Looking back, I suspect that if I had died the accident might well have been judged deliberate, at least on the unconscious level, a surrender to the dark powers that propelled the novel. I have never had an accident since, and in half a century of driving have never made an insurance claim. But I believe that Crash is less a hymn to death than an attempt to appease death, to buy off the executioner who waits for us all in a quiet garden nearby, like Bacon’s headless figure in his herringbone jacket who sits patiently at a table with a machine gun beside him. Crash is set at a point where sex and death intersect, though the graph is difficult to read and is constantly recalibrating itself. The same is true, I suppose, of Tracey Emin’s bed, which reminds us that this young woman’s beautiful body has stepped from a dishevelled grave.

Crash has been published in many countries, and was widely reissued after the 1996 David Cronenberg film. It was a moderate success in Britain, but Jonathan Cape showed none of the flair of their French counterparts, Calman-Levy in Paris. The French edition was a huge success, and remains my best-known book in France. The French critics accepted without qualms the novel’s yoking together of sex, death and the motor car. Anyone who drives in France is steering into the pages of Crash.
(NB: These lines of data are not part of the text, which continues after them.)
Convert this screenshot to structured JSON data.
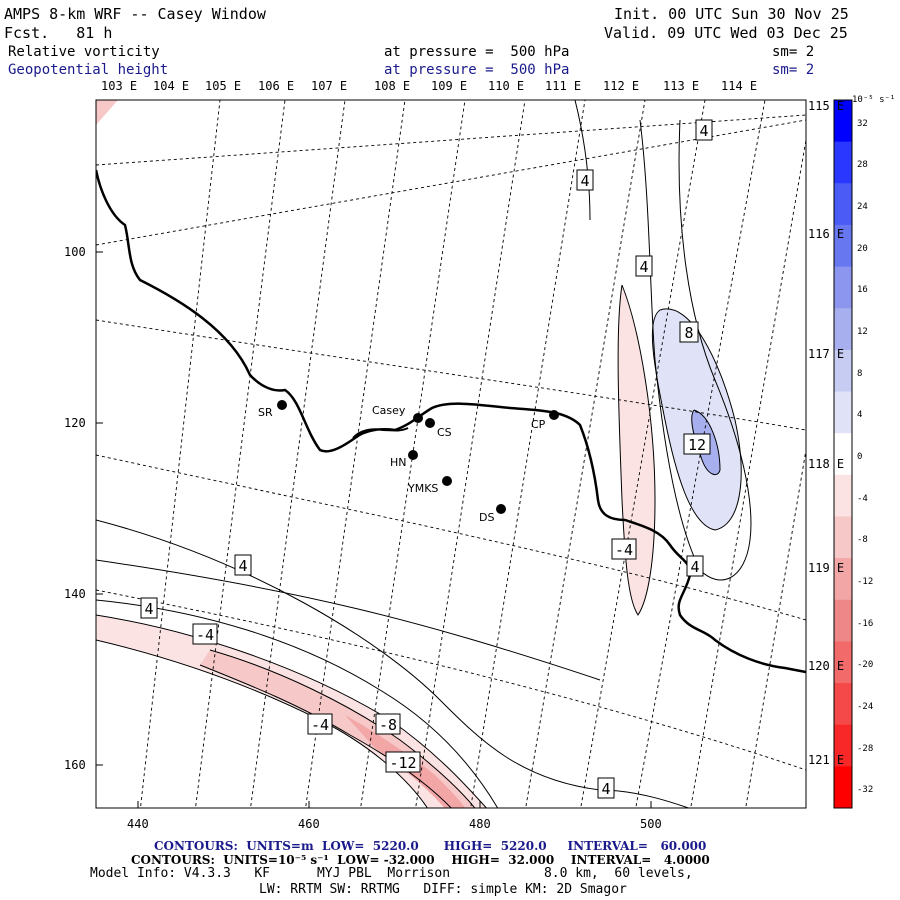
{
  "header": {
    "title": "AMPS 8-km WRF -- Casey Window",
    "fcst": "Fcst.   81 h",
    "init": "Init. 00 UTC Sun 30 Nov 25",
    "valid": "Valid. 09 UTC Wed 03 Dec 25",
    "field1_name": "Relative vorticity",
    "field1_level": "at pressure =  500 hPa",
    "field1_sm": "sm= 2",
    "field2_name": "Geopotential height",
    "field2_level": "at pressure =  500 hPa",
    "field2_sm": "sm= 2"
  },
  "longitude_labels_top": [
    "103 E",
    "104 E",
    "105 E",
    "106 E",
    "107 E",
    "108 E",
    "109 E",
    "110 E",
    "111 E",
    "112 E",
    "113 E",
    "114 E"
  ],
  "longitude_labels_right": [
    "115 E",
    "116 E",
    "117 E",
    "118 E",
    "119 E",
    "120 E",
    "121 E"
  ],
  "grid_x_labels": [
    "440",
    "460",
    "480",
    "500"
  ],
  "grid_y_labels": [
    "100",
    "120",
    "140",
    "160"
  ],
  "stations": [
    {
      "id": "SR",
      "label": "SR"
    },
    {
      "id": "Casey",
      "label": "Casey"
    },
    {
      "id": "CS",
      "label": "CS"
    },
    {
      "id": "CP",
      "label": "CP"
    },
    {
      "id": "HN",
      "label": "HN"
    },
    {
      "id": "YMKS",
      "label": "YMKS"
    },
    {
      "id": "DS",
      "label": "DS"
    }
  ],
  "contour_labels": [
    "4",
    "4",
    "4",
    "8",
    "12",
    "4",
    "-4",
    "4",
    "4",
    "-4",
    "-4",
    "-8",
    "-12",
    "4"
  ],
  "colorbar": {
    "unit": "10⁻⁵ s⁻¹",
    "ticks": [
      "32",
      "28",
      "24",
      "20",
      "16",
      "12",
      "8",
      "4",
      "0",
      "-4",
      "-8",
      "-12",
      "-16",
      "-20",
      "-24",
      "-28",
      "-32"
    ],
    "colors": [
      "#0000ff",
      "#2a38ff",
      "#4a5cf5",
      "#6677f0",
      "#8c96ee",
      "#a8afee",
      "#c7ccf2",
      "#e0e3f7",
      "#ffffff",
      "#fbe3e3",
      "#f6c8c8",
      "#f2a6a6",
      "#ee8888",
      "#f36a6a",
      "#f54848",
      "#f92828",
      "#ff0000"
    ]
  },
  "footer": {
    "line1_label": "CONTOURS:  UNITS=m  LOW=  5220.0      HIGH=  5220.0     INTERVAL=   60.000",
    "line2_label": "CONTOURS:  UNITS=10⁻⁵ s⁻¹  LOW= -32.000    HIGH=  32.000    INTERVAL=   4.0000",
    "model_info": "Model Info: V4.3.3   KF      MYJ PBL  Morrison            8.0 km,  60 levels,",
    "physics": "LW: RRTM SW: RRTMG   DIFF: simple KM: 2D Smagor"
  }
}
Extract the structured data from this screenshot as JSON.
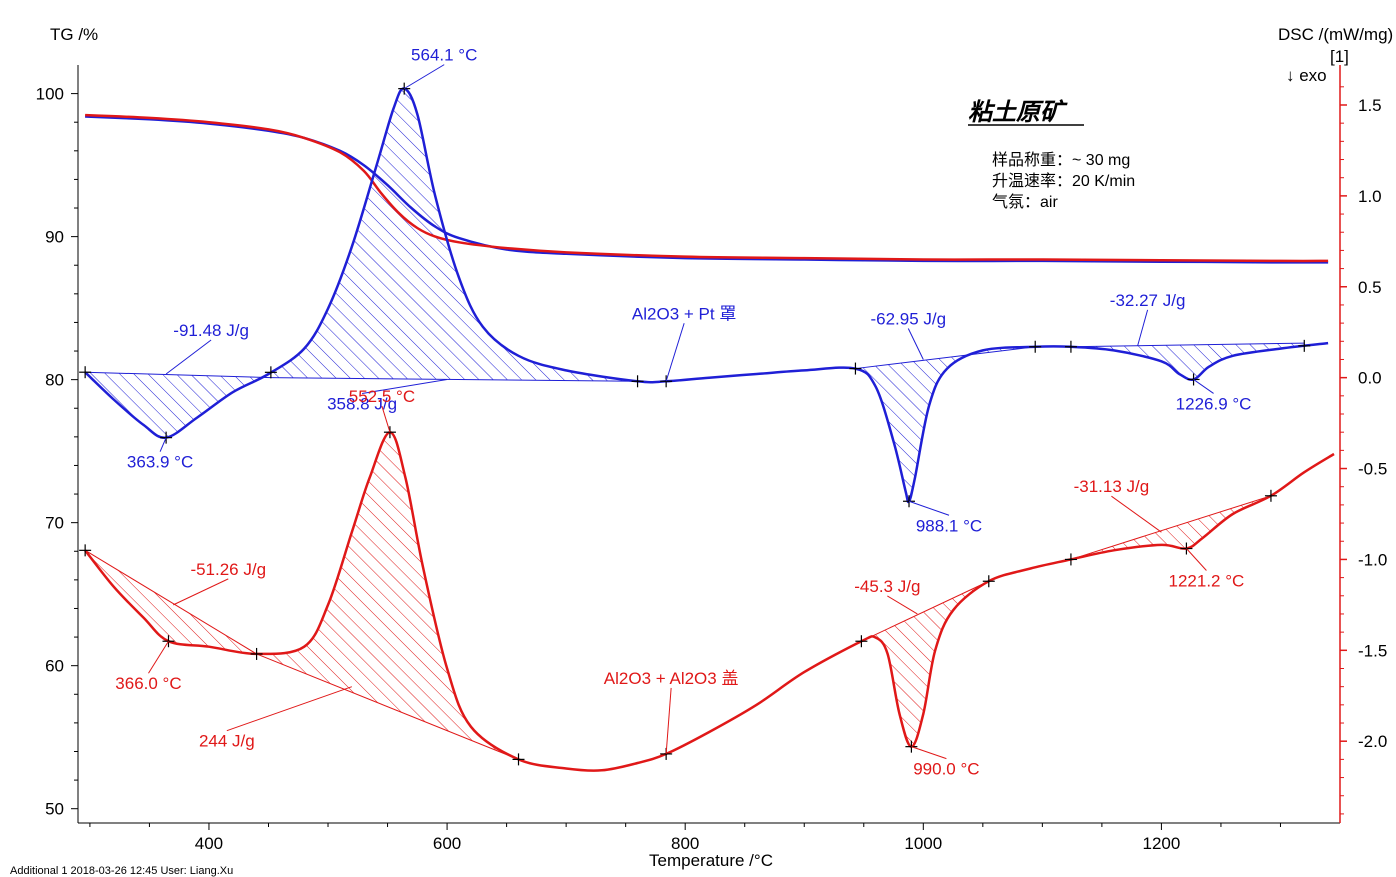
{
  "chart_data": {
    "type": "line",
    "xlabel": "Temperature /°C",
    "ylabel_left": "TG /%",
    "ylabel_right": "DSC /(mW/mg)",
    "right_axis_index": "[1]",
    "exo_label": "↓ exo",
    "xlim": [
      290,
      1350
    ],
    "ylim_left": [
      49,
      102
    ],
    "ylim_right": [
      -2.45,
      1.72
    ],
    "x_ticks": [
      400,
      600,
      800,
      1000,
      1200
    ],
    "y_ticks_left": [
      50,
      60,
      70,
      80,
      90,
      100
    ],
    "y_ticks_right": [
      1.5,
      1.0,
      0.5,
      0.0,
      -0.5,
      -1.0,
      -1.5,
      -2.0
    ],
    "y_ticks_right_labels": [
      "1.5",
      "1.0",
      "0.5",
      "0.0",
      "-0.5",
      "-1.0",
      "-1.5",
      "-2.0"
    ],
    "legend_block": {
      "title": "粘土原矿",
      "lines": [
        "样品称重：~ 30 mg",
        "升温速率：20 K/min",
        "气氛：air"
      ]
    },
    "footer": "Additional 1   2018-03-26 12:45   User: Liang.Xu",
    "colors": {
      "blue": "#1f1fd6",
      "red": "#e01818",
      "axis_right": "#e01818"
    },
    "series": [
      {
        "name": "",
        "kind": "TG",
        "axis": "left",
        "color": "#1f1fd6",
        "x": [
          296,
          350,
          400,
          450,
          480,
          510,
          530,
          550,
          570,
          590,
          610,
          650,
          700,
          800,
          900,
          1000,
          1100,
          1200,
          1300,
          1340
        ],
        "y": [
          98.4,
          98.2,
          97.9,
          97.4,
          96.9,
          96.0,
          95.0,
          93.6,
          92.0,
          90.7,
          89.9,
          89.1,
          88.8,
          88.5,
          88.4,
          88.3,
          88.3,
          88.25,
          88.2,
          88.2
        ]
      },
      {
        "name": "",
        "kind": "TG",
        "axis": "left",
        "color": "#e01818",
        "x": [
          296,
          350,
          400,
          450,
          480,
          510,
          530,
          545,
          560,
          575,
          590,
          610,
          650,
          700,
          800,
          900,
          1000,
          1100,
          1200,
          1300,
          1340
        ],
        "y": [
          98.5,
          98.3,
          98.0,
          97.5,
          96.9,
          95.9,
          94.6,
          93.0,
          91.6,
          90.6,
          90.0,
          89.6,
          89.2,
          88.9,
          88.6,
          88.5,
          88.4,
          88.4,
          88.35,
          88.3,
          88.3
        ]
      },
      {
        "name": "Al2O3 + Pt 罩",
        "kind": "DSC",
        "axis": "right",
        "color": "#1f1fd6",
        "x": [
          296,
          320,
          345,
          364,
          390,
          420,
          450,
          480,
          500,
          520,
          540,
          555,
          564,
          575,
          590,
          610,
          630,
          660,
          700,
          760,
          784,
          820,
          860,
          900,
          943,
          960,
          975,
          985,
          988,
          993,
          1005,
          1020,
          1050,
          1094,
          1124,
          1160,
          1200,
          1215,
          1227,
          1240,
          1260,
          1300,
          1340
        ],
        "y": [
          0.03,
          -0.12,
          -0.26,
          -0.33,
          -0.22,
          -0.08,
          0.02,
          0.16,
          0.38,
          0.72,
          1.15,
          1.48,
          1.59,
          1.45,
          1.0,
          0.55,
          0.28,
          0.12,
          0.04,
          -0.02,
          -0.02,
          0.0,
          0.02,
          0.04,
          0.05,
          -0.05,
          -0.35,
          -0.62,
          -0.68,
          -0.55,
          -0.15,
          0.05,
          0.15,
          0.17,
          0.17,
          0.15,
          0.09,
          0.02,
          -0.01,
          0.06,
          0.12,
          0.16,
          0.19
        ]
      },
      {
        "name": "Al2O3 + Al2O3 盖",
        "kind": "DSC",
        "axis": "right",
        "color": "#e01818",
        "x": [
          296,
          320,
          345,
          366,
          400,
          440,
          480,
          500,
          520,
          535,
          552,
          565,
          580,
          600,
          620,
          660,
          700,
          730,
          760,
          784,
          820,
          860,
          900,
          948,
          960,
          970,
          980,
          990,
          1000,
          1010,
          1025,
          1055,
          1090,
          1124,
          1160,
          1200,
          1221,
          1235,
          1260,
          1292,
          1320,
          1345
        ],
        "y": [
          -0.95,
          -1.15,
          -1.32,
          -1.45,
          -1.48,
          -1.52,
          -1.48,
          -1.25,
          -0.85,
          -0.55,
          -0.3,
          -0.55,
          -1.05,
          -1.6,
          -1.92,
          -2.1,
          -2.15,
          -2.16,
          -2.12,
          -2.07,
          -1.95,
          -1.8,
          -1.62,
          -1.45,
          -1.43,
          -1.52,
          -1.85,
          -2.03,
          -1.85,
          -1.5,
          -1.28,
          -1.12,
          -1.05,
          -1.0,
          -0.95,
          -0.92,
          -0.94,
          -0.88,
          -0.75,
          -0.65,
          -0.52,
          -0.42
        ]
      }
    ],
    "baselines": [
      {
        "series": 2,
        "x": [
          296,
          452
        ],
        "y": [
          0.03,
          0.0
        ]
      },
      {
        "series": 2,
        "x": [
          452,
          760
        ],
        "y": [
          0.0,
          -0.02
        ]
      },
      {
        "series": 2,
        "x": [
          943,
          1094
        ],
        "y": [
          0.05,
          0.17
        ]
      },
      {
        "series": 2,
        "x": [
          1124,
          1320
        ],
        "y": [
          0.17,
          0.19
        ]
      },
      {
        "series": 3,
        "x": [
          296,
          440
        ],
        "y": [
          -0.95,
          -1.52
        ]
      },
      {
        "series": 3,
        "x": [
          440,
          660
        ],
        "y": [
          -1.52,
          -2.1
        ]
      },
      {
        "series": 3,
        "x": [
          948,
          1055
        ],
        "y": [
          -1.45,
          -1.12
        ]
      },
      {
        "series": 3,
        "x": [
          1124,
          1292
        ],
        "y": [
          -1.0,
          -0.65
        ]
      }
    ],
    "markers": [
      {
        "series": 2,
        "x": [
          296,
          364,
          452,
          564,
          760,
          784,
          943,
          988,
          1094,
          1124,
          1227,
          1320
        ]
      },
      {
        "series": 3,
        "x": [
          296,
          366,
          440,
          552,
          660,
          784,
          948,
          990,
          1055,
          1124,
          1221,
          1292
        ]
      }
    ],
    "annotations": [
      {
        "text": "564.1 °C",
        "color": "blue",
        "x": 564,
        "y": 1.59,
        "dx": 40,
        "dy": -28
      },
      {
        "text": "-91.48 J/g",
        "color": "blue",
        "x": 364,
        "y": 0.02,
        "dx": 45,
        "dy": -38
      },
      {
        "text": "363.9 °C",
        "color": "blue",
        "x": 364,
        "y": -0.33,
        "dx": -6,
        "dy": 30
      },
      {
        "text": "358.8 J/g",
        "color": "blue",
        "x": 600,
        "y": -0.01,
        "dx": -85,
        "dy": 30
      },
      {
        "text": "Al2O3 + Pt 罩",
        "color": "blue",
        "x": 784,
        "y": -0.02,
        "dx": 18,
        "dy": -62
      },
      {
        "text": "-62.95 J/g",
        "color": "blue",
        "x": 1000,
        "y": 0.1,
        "dx": -15,
        "dy": -35
      },
      {
        "text": "988.1 °C",
        "color": "blue",
        "x": 988,
        "y": -0.68,
        "dx": 40,
        "dy": 30
      },
      {
        "text": "-32.27 J/g",
        "color": "blue",
        "x": 1180,
        "y": 0.175,
        "dx": 10,
        "dy": -40
      },
      {
        "text": "1226.9 °C",
        "color": "blue",
        "x": 1227,
        "y": -0.01,
        "dx": 20,
        "dy": 30
      },
      {
        "text": "552.5 °C",
        "color": "red",
        "x": 552,
        "y": -0.3,
        "dx": -8,
        "dy": -30
      },
      {
        "text": "-51.26 J/g",
        "color": "red",
        "x": 370,
        "y": -1.25,
        "dx": 55,
        "dy": -30
      },
      {
        "text": "366.0 °C",
        "color": "red",
        "x": 366,
        "y": -1.45,
        "dx": -20,
        "dy": 48
      },
      {
        "text": "244 J/g",
        "color": "red",
        "x": 520,
        "y": -1.7,
        "dx": -125,
        "dy": 60
      },
      {
        "text": "Al2O3 + Al2O3 盖",
        "color": "red",
        "x": 784,
        "y": -2.07,
        "dx": 5,
        "dy": -70
      },
      {
        "text": "-45.3 J/g",
        "color": "red",
        "x": 995,
        "y": -1.3,
        "dx": -30,
        "dy": -22
      },
      {
        "text": "990.0 °C",
        "color": "red",
        "x": 990,
        "y": -2.03,
        "dx": 35,
        "dy": 28
      },
      {
        "text": "-31.13 J/g",
        "color": "red",
        "x": 1200,
        "y": -0.85,
        "dx": -50,
        "dy": -40
      },
      {
        "text": "1221.2 °C",
        "color": "red",
        "x": 1221,
        "y": -0.94,
        "dx": 20,
        "dy": 38
      }
    ]
  }
}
An important factor in the French success of Crash was the long tradition of subversive works in France, going back at least as far as the pornographic novels of de Sade and extending more recently from the symbolist poets to the anti-clerical fantasies of the surrealists and the novels of Céline and Genet. No such tradition has ever existed in England, and it is impossible to imagine Story of O being published here in the 1950s. The United States, now fast becoming a theocratic state run by right-wing political fanatics and religious moralisers, has posed similar problems to its more challenging writers. Nabokov’s Lolita, Henry Miller’s Tropic novels, and William Burroughs’ Naked Lunch were all first published in Paris by the Olympia Press, a small publishing house that specialised in literary porn.
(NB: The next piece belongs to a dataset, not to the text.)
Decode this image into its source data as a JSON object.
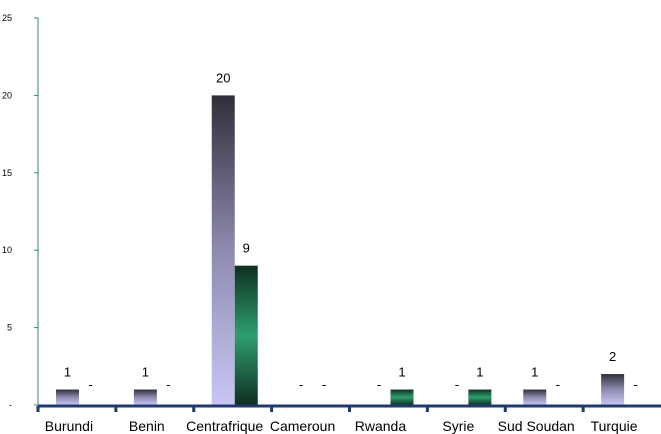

Crash created little stir when it first appeared in Britain, but twenty-five years later, after a period when the country was supposed to have liberalised itself, a preposterous storm in the largest teacup that Fleet Street could find showed just how repressed and silly as a nation we could be.

David Cronenberg’s film of Crash was premiered at the Cannes Film Festival in 1996. It was the most controversial film of the festival, and the controversy continued for years afterwards, especially in England. Desperate Conservative politicians, facing defeat at the imminent general election, attacked the film in an attempt to gain moral credit as the guardians of public decency. One cabinet minister, Virginia Bottomley, called for the film (which she had not seen) to be banned.
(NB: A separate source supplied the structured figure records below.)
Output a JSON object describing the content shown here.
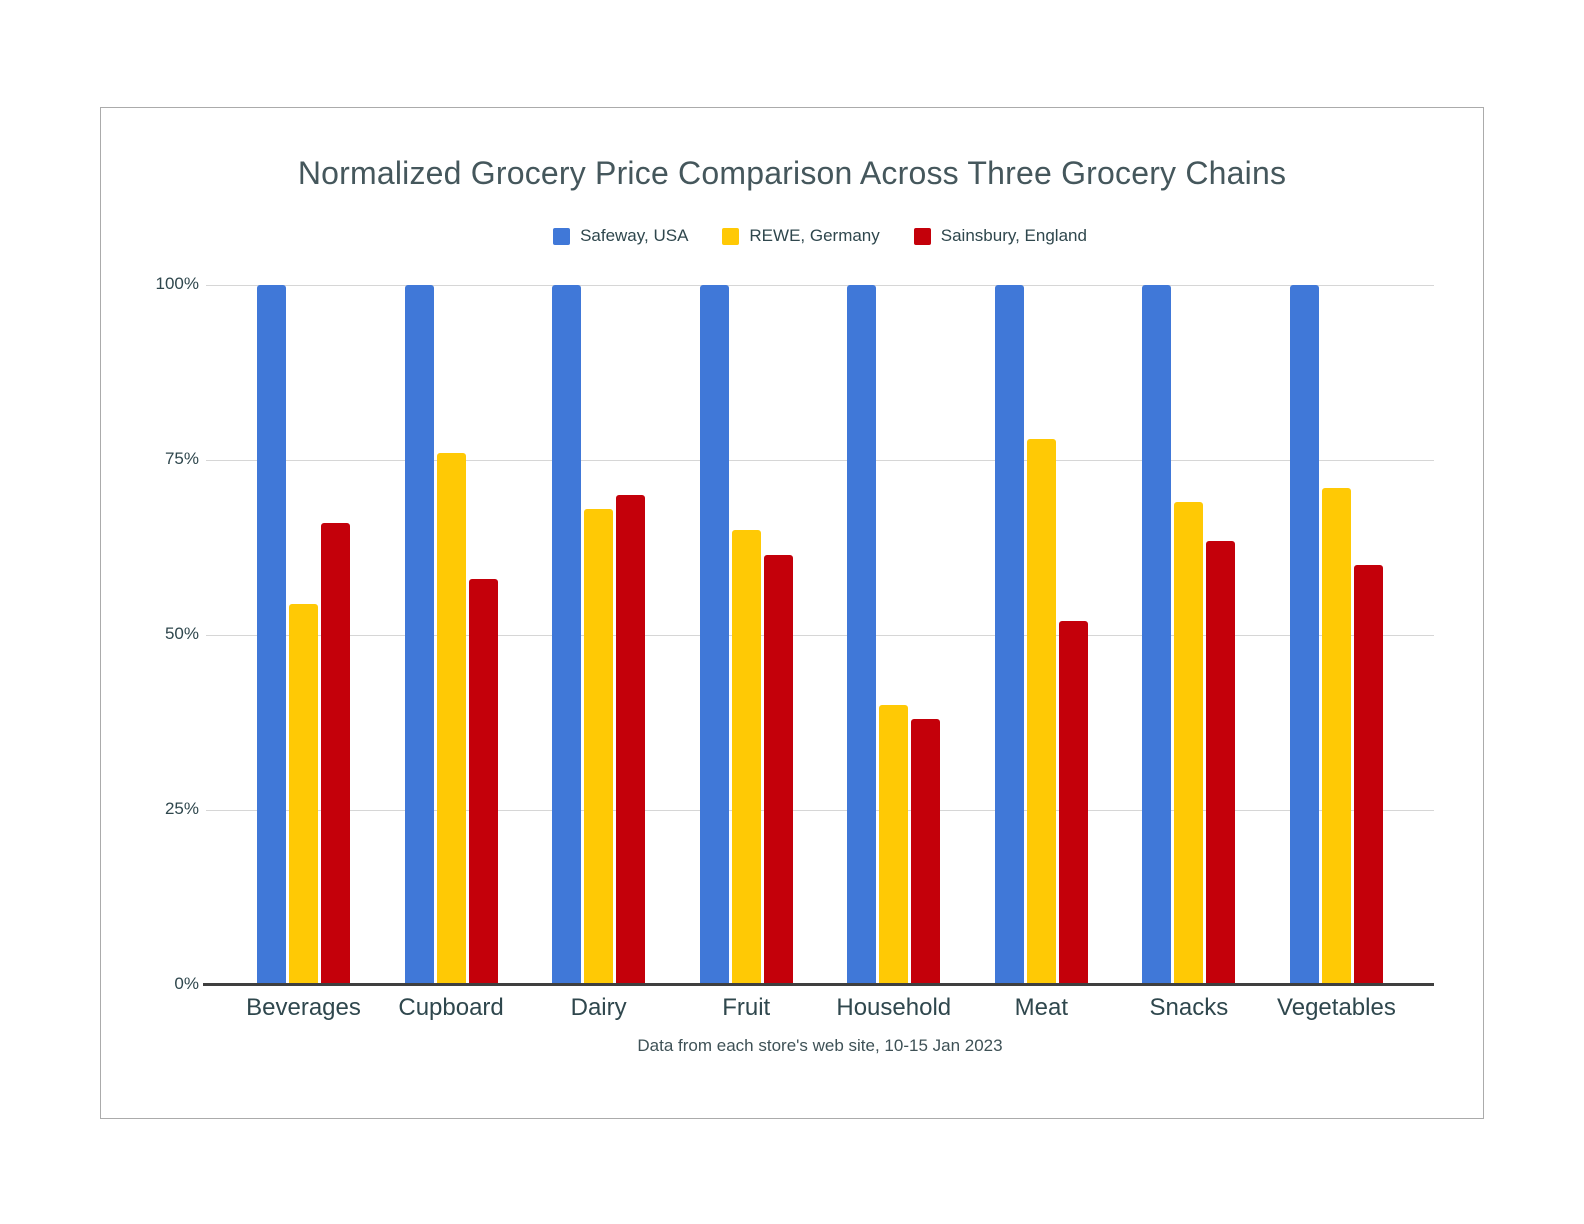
{
  "window": {
    "background": "#FFFFFF"
  },
  "card": {
    "background": "#FFFFFF",
    "border_color": "#ABABAB"
  },
  "chart_data": {
    "type": "bar",
    "title": "Normalized Grocery Price Comparison Across Three Grocery Chains",
    "subtitle": "Data from each store's web site, 10-15 Jan 2023",
    "categories": [
      "Beverages",
      "Cupboard",
      "Dairy",
      "Fruit",
      "Household",
      "Meat",
      "Snacks",
      "Vegetables"
    ],
    "series": [
      {
        "name": "Safeway, USA",
        "color": "#4078D8",
        "values": [
          100,
          100,
          100,
          100,
          100,
          100,
          100,
          100
        ]
      },
      {
        "name": "REWE, Germany",
        "color": "#FFC905",
        "values": [
          54.5,
          76,
          68,
          65,
          40,
          78,
          69,
          71
        ]
      },
      {
        "name": "Sainsbury, England",
        "color": "#C4000A",
        "values": [
          66,
          58,
          70,
          61.5,
          38,
          52,
          63.5,
          60
        ]
      }
    ],
    "unit": "%",
    "xlabel": "",
    "ylabel": "",
    "ylim": [
      0,
      100
    ],
    "yticks": [
      "0%",
      "25%",
      "50%",
      "75%",
      "100%"
    ],
    "grid": true,
    "legend_position": "top"
  },
  "style": {
    "title_color": "#45575C",
    "label_color": "#2F474D",
    "subtitle_color": "#3E5156",
    "grid_color": "#D6D6D6",
    "axis_color": "#3F3F3F"
  }
}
The Cannes festival is an extraordinary media event, in many ways deeply intimidating to a mere novelist. Books may still be read in vast numbers, but films are dreamed. Claire and I were stunned by the screaming crowds, the lavish parties and stretch limos. I took part in all the publicity interviews, and was deeply impressed to see how committed the stars of the film were to Cronenberg’s elegant adaptation of my novel.

I was sitting next to Holly Hunter when we were joined by a leading American film critic. His first question was: ‘Holly, what are you doing in this shit?’ Holly sprang into life, and delivered a passionate defence of the film, castigating him for his small-mindedness and provincialism. It was the greatest performance of the festival, which I cheered vigorously.